= EMDEX =

EMDEX (Essential Medicines InDEX) is the most commonly used reference source of drug and therapeutic information by healthcare professionals in Nigeria. It is the largest and most up-to-date source of information on drug products approved for use in Nigeria by NAFDAC (National Agency for Food & Drug Administration & Control).

It was first published in 1991 as Nigeria's Essential Drugs (NED) Guide.

EMDEX drug information contents, arrangements, and therapeutic recommendations are supported by several references and clinical guidelines notably WHO Model Formulary, WHO ATC (Anatomical Therapeutic Chemical) Classification System, Nigeria's Essential Medicines List, and Standard Treatment Guidelines, etc. The information is regularly reviewed and updated by a select team of healthcare practitioners and academics.

The central objective of EMDEX has been to promote the rational use of medicines through the provision of independent drug information, and the use of clinical guidelines and essential medicines list.

The use of EMDEX as a reference drug manual is endorsed by the Pharmacists Council of Nigeria, the Nursing & Midwifery Council of Nigeria, and major health institutions.
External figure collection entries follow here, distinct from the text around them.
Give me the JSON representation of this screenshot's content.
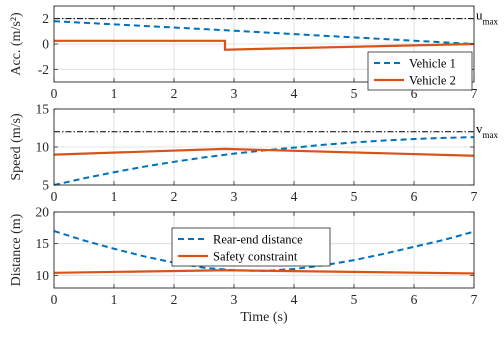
{
  "chart_data": [
    {
      "type": "line",
      "ylabel": "Acc. (m/s²)",
      "xlim": [
        0,
        7
      ],
      "ylim": [
        -3,
        3
      ],
      "xticks": [
        0,
        1,
        2,
        3,
        4,
        5,
        6,
        7
      ],
      "yticks": [
        -2,
        0,
        2
      ],
      "grid": true,
      "legend": "bottom-right",
      "reference": {
        "label": "u",
        "subscript": "max",
        "y": 2
      },
      "series": [
        {
          "name": "Vehicle 1",
          "color": "#0072BD",
          "style": "dashed",
          "x": [
            0,
            1,
            2,
            3,
            4,
            5,
            6,
            7
          ],
          "y": [
            1.8,
            1.55,
            1.3,
            1.05,
            0.78,
            0.52,
            0.26,
            0.0
          ]
        },
        {
          "name": "Vehicle 2",
          "color": "#D95319",
          "style": "solid",
          "x": [
            0,
            2.85,
            2.85,
            7
          ],
          "y": [
            0.25,
            0.25,
            -0.45,
            0.0
          ]
        }
      ]
    },
    {
      "type": "line",
      "ylabel": "Speed (m/s)",
      "xlim": [
        0,
        7
      ],
      "ylim": [
        5,
        15
      ],
      "xticks": [
        0,
        1,
        2,
        3,
        4,
        5,
        6,
        7
      ],
      "yticks": [
        5,
        10,
        15
      ],
      "grid": true,
      "reference": {
        "label": "v",
        "subscript": "max",
        "y": 12
      },
      "series": [
        {
          "name": "Vehicle 1",
          "color": "#0072BD",
          "style": "dashed",
          "x": [
            0,
            0.5,
            1,
            1.5,
            2,
            2.5,
            3,
            3.5,
            4,
            4.5,
            5,
            5.5,
            6,
            6.5,
            7
          ],
          "y": [
            5.0,
            5.88,
            6.68,
            7.41,
            8.05,
            8.63,
            9.13,
            9.55,
            9.92,
            10.3,
            10.6,
            10.85,
            11.05,
            11.2,
            11.3
          ]
        },
        {
          "name": "Vehicle 2",
          "color": "#D95319",
          "style": "solid",
          "x": [
            0,
            2.85,
            7
          ],
          "y": [
            9.0,
            9.75,
            8.85
          ]
        }
      ]
    },
    {
      "type": "line",
      "xlabel": "Time (s)",
      "ylabel": "Distance (m)",
      "xlim": [
        0,
        7
      ],
      "ylim": [
        8,
        20
      ],
      "xticks": [
        0,
        1,
        2,
        3,
        4,
        5,
        6,
        7
      ],
      "yticks": [
        10,
        15,
        20
      ],
      "grid": true,
      "legend": "top-center",
      "series": [
        {
          "name": "Rear-end distance",
          "color": "#0072BD",
          "style": "dashed",
          "x": [
            0,
            0.5,
            1,
            1.5,
            2,
            2.5,
            3,
            3.5,
            4,
            4.5,
            5,
            5.5,
            6,
            6.5,
            7
          ],
          "y": [
            17.0,
            15.5,
            14.2,
            13.0,
            12.0,
            11.2,
            10.8,
            10.7,
            11.0,
            11.6,
            12.4,
            13.4,
            14.5,
            15.6,
            16.9
          ]
        },
        {
          "name": "Safety constraint",
          "color": "#D95319",
          "style": "solid",
          "x": [
            0,
            2.85,
            7
          ],
          "y": [
            10.4,
            10.8,
            10.3
          ]
        }
      ]
    }
  ]
}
It is used both within and outside Nigeria by physicians, dentists, pharmacists, nurse practitioners, and auxiliary health workers at all levels of healthcare delivery. These healthcare providers rely on EMDEX for accuracy and completeness of drug information namely indications, contra-indications, precautions or warnings, adverse effects, dosages, and drug use in special populations like children, elderly, pregnancy & lactation.

EMDEX publications are also in the syllabus of various colleges & schools of medicine, pharmacy & nursing.

== EMDEX as Nigeria's National Drug Formulary ==
A national formulary is essentially a listing of available and affordable medicines that are relevant to the treatment of diseases in a particular country. It is usually a source of unbiased drug information and helps promote the rational use of safe, effective and good-quality medicines.

== EMDEX Publications ==
EMDEX vol. 1 (Drug Information for Healthcare Professionals) is published annually.

Other EMDEX print publications include:
- EMDEX vol. 2 (Nurses' Reference)
- EMDEX Paediatric Drug Guide
- Mini EMDEX (Clinician's Pocket Reference)
- EMDEX RapidRx – Quarterly Evidence-Based Medication Therapy Management Newsletter
- EMDEX API offers a comprehensive database of NAFDAC-approved drug products in Nigeria.
- RxFoods Nigeria (The Clinician’s Guide to Healthy Food Choices & Supplements, Food-Drug & Food-Disease Interactions.